The star trek transporters do as the name says, they transport.
You are 100% you.
Levi Barnes
There's no way a starship 200 years from now will be controlled by humans. There will be no use for humans; machines will be superior at everything. Everything but being part of stories that are pleasurable to the human brain. Which is why optimistic Sci Fi will never be possible again—only Science Fantasy or pessimistic Sci Fi. Meanwhile the machines will be having a better time than we are capable of, but it will be unfeelable by humans.
Andrew Wright
I'd never use a transporter I'd walk through a magical portal though
Brody Rodriguez
>I'd never use a transporter I'd walk through a magical portal though
one of the TNG episodes involved terrorists getting a hold of and using dimensional folding devices to bypass conventional teleporter-blocking shielding and escape into insanely deep caverns. episode involved taking doctor beverly crusher as a hostage. the reason for discontinuing the use of the obviously superior tele-portal technology? minor genetic degredation that would become permanent given the abusive number of teleports TNG plotlines require.
Julian Foster
>Do transporters KILL? THEY. DO. NOT.
It is established in TNG that the transporters do NOT "kill" people, your consciousness/("soul" if you prefer) persists throughout the transport process.
Henry Edwards
>tfw born in le wrong generation
Carter Cox
Is this the one where Picard and Crusher got their minds linked?
I used to be a massive star trek nerd but I don't remember that particular premise and I fear I may be slipping.
David Butler
>your consciousness/("soul" if you prefer) persists throughout the transport process.

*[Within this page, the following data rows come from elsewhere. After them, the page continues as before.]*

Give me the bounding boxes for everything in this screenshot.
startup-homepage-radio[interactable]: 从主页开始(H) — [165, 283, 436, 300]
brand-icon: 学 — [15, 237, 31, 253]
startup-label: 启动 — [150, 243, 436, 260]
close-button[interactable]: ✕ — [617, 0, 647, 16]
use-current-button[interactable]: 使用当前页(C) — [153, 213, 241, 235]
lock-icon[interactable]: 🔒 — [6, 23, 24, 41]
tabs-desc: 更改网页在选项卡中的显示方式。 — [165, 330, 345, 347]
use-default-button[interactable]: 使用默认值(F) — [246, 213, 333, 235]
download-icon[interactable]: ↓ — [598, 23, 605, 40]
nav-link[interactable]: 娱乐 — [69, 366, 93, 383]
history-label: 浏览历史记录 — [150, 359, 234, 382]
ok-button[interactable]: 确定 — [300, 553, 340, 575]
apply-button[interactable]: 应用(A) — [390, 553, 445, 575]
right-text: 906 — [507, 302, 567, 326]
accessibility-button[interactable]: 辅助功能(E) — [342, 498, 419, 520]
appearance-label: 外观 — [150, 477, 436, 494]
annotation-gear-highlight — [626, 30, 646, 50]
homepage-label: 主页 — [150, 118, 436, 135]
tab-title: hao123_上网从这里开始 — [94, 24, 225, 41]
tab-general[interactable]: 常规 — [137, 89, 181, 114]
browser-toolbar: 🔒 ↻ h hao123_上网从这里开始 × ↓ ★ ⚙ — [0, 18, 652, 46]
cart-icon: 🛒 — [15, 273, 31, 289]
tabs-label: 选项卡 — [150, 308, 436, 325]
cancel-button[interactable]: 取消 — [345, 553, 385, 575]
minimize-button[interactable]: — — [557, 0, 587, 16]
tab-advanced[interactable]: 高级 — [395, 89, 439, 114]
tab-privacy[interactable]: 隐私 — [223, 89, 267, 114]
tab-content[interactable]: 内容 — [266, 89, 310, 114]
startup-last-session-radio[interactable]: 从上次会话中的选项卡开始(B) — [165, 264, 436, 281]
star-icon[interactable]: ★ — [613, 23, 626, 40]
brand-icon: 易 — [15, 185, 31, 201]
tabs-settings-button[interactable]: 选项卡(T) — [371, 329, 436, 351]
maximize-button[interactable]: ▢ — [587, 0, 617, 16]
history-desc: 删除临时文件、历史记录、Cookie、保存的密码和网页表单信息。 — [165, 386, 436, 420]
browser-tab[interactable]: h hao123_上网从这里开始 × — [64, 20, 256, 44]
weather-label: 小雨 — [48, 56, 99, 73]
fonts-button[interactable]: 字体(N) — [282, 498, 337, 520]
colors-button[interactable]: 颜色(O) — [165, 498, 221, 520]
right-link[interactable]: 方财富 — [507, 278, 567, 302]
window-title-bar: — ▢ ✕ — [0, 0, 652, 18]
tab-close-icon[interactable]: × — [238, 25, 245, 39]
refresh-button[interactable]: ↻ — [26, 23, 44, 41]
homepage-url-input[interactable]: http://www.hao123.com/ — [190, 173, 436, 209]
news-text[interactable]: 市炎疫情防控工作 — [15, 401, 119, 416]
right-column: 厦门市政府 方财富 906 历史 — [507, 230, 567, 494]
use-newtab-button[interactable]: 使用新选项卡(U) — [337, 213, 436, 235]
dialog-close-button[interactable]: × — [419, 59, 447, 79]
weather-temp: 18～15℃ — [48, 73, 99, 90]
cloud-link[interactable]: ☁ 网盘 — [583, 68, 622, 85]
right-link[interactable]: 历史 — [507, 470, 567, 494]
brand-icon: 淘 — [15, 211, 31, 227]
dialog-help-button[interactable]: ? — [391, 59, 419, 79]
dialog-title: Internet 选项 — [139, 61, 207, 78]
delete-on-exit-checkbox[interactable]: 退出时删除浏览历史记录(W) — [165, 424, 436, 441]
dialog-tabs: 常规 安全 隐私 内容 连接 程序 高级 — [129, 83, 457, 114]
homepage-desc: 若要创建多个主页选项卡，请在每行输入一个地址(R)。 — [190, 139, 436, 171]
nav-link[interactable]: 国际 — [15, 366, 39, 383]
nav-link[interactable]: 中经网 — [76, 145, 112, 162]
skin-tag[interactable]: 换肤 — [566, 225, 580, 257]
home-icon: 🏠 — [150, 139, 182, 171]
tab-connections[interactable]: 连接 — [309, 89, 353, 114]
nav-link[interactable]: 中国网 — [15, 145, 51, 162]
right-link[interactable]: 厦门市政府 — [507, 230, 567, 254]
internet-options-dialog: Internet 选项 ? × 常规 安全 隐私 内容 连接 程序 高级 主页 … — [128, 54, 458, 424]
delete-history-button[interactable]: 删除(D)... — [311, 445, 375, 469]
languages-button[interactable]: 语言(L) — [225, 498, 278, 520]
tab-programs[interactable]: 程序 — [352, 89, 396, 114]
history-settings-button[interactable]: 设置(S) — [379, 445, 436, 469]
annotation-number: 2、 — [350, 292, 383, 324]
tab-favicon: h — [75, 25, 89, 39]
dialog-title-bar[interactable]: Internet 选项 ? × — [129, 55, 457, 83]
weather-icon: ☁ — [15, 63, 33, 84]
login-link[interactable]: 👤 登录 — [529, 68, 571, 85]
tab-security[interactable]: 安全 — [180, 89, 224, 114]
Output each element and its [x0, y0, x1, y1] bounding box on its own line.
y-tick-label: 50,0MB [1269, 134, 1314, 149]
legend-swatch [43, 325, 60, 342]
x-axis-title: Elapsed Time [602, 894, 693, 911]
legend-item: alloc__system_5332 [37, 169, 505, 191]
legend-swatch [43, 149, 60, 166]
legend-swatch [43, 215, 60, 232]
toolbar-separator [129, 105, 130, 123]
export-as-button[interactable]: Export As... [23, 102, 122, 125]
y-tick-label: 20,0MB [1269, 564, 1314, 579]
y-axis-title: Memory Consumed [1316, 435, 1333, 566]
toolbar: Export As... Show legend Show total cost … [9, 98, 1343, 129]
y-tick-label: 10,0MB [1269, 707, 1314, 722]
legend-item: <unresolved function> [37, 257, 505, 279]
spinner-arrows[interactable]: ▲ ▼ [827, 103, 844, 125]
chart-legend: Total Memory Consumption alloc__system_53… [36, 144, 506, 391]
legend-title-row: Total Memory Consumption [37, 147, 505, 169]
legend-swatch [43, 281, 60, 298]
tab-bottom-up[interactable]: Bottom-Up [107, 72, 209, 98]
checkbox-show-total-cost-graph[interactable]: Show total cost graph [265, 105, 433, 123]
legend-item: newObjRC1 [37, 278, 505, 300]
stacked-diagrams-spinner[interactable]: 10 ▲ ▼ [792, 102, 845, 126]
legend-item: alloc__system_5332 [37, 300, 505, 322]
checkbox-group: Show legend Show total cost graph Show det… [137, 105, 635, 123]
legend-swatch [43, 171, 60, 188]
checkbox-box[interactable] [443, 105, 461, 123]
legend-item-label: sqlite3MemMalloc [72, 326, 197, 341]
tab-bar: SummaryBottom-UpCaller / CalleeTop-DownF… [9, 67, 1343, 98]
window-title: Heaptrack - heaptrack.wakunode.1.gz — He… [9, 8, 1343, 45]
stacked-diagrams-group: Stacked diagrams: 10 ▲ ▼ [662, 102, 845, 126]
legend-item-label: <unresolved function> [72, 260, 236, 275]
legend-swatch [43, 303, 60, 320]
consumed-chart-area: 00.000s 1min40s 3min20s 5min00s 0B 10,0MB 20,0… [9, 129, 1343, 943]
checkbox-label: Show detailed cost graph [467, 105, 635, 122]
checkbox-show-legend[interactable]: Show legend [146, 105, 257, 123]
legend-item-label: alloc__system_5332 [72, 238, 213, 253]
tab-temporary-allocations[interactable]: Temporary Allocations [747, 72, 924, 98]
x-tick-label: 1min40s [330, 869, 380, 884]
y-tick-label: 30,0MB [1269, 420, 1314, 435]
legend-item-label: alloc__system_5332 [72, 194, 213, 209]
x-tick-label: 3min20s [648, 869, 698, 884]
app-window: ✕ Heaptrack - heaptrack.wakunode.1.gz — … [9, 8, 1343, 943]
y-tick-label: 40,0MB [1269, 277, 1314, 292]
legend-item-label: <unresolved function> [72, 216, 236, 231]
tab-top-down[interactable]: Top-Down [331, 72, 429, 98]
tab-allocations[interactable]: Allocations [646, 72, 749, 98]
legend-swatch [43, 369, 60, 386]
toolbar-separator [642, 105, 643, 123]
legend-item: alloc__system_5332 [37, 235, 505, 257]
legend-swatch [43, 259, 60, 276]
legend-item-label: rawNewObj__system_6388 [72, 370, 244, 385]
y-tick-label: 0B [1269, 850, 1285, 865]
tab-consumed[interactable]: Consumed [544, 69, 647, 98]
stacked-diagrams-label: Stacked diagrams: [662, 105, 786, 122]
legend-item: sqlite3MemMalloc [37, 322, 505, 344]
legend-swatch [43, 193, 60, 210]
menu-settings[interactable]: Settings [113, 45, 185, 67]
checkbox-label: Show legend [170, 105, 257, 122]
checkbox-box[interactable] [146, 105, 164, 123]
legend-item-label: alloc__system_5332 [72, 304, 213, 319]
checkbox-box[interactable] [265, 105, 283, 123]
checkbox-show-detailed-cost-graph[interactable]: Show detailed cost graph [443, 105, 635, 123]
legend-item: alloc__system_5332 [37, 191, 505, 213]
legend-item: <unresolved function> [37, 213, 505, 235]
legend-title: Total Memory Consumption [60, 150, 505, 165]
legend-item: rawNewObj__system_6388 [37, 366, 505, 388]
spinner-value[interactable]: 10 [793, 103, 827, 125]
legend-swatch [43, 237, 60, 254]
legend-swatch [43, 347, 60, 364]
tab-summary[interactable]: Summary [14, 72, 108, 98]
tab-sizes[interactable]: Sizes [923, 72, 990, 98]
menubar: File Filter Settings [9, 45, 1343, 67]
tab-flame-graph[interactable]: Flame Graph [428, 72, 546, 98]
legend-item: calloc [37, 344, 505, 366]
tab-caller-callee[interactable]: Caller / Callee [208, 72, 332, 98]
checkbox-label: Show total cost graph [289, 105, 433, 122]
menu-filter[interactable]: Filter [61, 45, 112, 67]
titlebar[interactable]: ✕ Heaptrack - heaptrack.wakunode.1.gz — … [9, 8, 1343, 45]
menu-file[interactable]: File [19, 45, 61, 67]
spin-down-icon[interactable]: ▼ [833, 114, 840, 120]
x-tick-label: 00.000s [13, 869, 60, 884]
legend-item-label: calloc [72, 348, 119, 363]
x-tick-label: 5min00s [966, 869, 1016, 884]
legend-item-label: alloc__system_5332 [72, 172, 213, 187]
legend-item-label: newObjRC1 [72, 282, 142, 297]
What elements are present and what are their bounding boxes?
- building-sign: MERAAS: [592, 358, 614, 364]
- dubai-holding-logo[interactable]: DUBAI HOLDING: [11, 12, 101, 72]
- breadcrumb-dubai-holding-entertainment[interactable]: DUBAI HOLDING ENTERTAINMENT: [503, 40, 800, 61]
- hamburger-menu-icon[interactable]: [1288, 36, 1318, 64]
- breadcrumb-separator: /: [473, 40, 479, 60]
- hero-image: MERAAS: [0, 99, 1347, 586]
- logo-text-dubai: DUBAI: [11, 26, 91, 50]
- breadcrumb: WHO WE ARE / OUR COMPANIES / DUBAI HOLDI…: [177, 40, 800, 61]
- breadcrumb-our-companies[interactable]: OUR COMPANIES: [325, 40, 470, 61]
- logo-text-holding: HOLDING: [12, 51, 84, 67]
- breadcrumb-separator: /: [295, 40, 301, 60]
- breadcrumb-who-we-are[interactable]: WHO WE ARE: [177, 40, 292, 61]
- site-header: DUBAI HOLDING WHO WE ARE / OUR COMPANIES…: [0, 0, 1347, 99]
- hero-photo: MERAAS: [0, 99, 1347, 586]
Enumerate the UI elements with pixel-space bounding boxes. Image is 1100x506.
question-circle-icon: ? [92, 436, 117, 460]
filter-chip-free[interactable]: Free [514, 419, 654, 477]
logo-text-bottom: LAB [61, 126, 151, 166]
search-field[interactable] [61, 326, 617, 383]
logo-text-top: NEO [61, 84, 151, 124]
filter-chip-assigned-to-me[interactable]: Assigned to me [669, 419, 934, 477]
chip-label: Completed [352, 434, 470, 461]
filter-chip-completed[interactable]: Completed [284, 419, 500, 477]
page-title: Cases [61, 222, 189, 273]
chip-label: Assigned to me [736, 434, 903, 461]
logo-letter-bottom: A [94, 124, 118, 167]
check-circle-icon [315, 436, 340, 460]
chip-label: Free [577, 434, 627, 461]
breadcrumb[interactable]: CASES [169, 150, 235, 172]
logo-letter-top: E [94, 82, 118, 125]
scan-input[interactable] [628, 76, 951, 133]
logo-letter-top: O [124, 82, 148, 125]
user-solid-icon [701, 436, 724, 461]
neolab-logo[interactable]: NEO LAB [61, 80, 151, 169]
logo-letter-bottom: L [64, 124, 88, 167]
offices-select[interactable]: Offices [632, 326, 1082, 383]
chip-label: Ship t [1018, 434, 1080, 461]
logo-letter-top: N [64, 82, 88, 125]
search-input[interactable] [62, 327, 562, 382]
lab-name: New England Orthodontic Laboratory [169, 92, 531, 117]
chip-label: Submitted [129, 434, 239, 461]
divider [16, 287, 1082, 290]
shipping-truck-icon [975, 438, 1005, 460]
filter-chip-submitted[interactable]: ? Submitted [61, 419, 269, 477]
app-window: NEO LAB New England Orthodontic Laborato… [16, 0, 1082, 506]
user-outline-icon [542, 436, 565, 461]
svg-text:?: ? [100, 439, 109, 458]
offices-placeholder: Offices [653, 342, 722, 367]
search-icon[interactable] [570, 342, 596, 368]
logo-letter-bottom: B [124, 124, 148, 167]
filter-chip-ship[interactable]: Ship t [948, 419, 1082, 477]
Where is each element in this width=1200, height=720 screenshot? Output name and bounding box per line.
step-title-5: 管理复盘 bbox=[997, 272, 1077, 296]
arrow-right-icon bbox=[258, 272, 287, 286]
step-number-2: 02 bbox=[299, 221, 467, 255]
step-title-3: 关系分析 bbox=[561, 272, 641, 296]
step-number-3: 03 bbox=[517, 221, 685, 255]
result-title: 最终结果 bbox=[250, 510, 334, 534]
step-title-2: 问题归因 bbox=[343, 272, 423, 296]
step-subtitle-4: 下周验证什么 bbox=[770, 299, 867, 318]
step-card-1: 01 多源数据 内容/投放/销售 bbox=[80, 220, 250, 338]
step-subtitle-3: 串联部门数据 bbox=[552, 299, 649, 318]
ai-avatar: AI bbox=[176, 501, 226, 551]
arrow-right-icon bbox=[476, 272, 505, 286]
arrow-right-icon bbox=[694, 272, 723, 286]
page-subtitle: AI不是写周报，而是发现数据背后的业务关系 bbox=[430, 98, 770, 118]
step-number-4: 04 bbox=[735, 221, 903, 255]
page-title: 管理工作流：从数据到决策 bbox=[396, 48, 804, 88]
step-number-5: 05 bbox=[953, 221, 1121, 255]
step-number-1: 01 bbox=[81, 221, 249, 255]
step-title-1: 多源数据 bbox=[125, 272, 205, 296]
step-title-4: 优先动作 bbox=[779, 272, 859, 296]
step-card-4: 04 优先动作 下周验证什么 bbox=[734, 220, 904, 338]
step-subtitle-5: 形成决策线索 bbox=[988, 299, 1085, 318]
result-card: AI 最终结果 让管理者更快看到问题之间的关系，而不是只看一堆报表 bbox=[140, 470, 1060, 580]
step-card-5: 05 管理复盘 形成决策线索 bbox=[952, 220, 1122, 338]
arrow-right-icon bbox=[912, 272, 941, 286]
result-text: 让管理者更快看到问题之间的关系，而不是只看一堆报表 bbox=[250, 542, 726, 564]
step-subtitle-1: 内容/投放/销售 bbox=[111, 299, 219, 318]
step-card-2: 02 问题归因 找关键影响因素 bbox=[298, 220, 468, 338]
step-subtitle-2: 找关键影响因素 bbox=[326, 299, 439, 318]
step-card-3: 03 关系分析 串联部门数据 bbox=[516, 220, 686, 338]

okay chucklefuck, how can your consciousness persist if your neural network has been atomized?
Joseph Moore
Who was The Countess Regina Bartholomew?
Joseph Cook
The pattern buffers.
Nicholas Martinez
>Transporters work this way >-So, according do your explanation, they kill you? >No, they don't >-Why? >Because I say so
Jackson Brooks
Welcome to Trek magitech.
Connor Gomez
>tears you atom for atom I'm not even going to go into the Theseus' Ship or existential consequences of this, but it's pretty obvious that this would kill you, even if you do get put back together on the other side.
Xavier Gutierrez
>I'm not even going to go into the Theseus' Ship or existential consequences of this Humor me
I don't have anything going on tonight
Nicholas Fisher
Every cell in your body has died off and replaced in the span of seven years. That means that everything that makes you you is an immation of what you was sevenish years ago. Yet you still think of yourself as the same person. Following this logic it doesn't really matter if they do get killed off to be transported.
Easton Hill
>believing the seven years nonsense >mfw
neurons in the brain are never replaced.
Julian Clark
Machines will be the new us. Not our replacements, but our successors. The next form of conscious mind to take the mantle.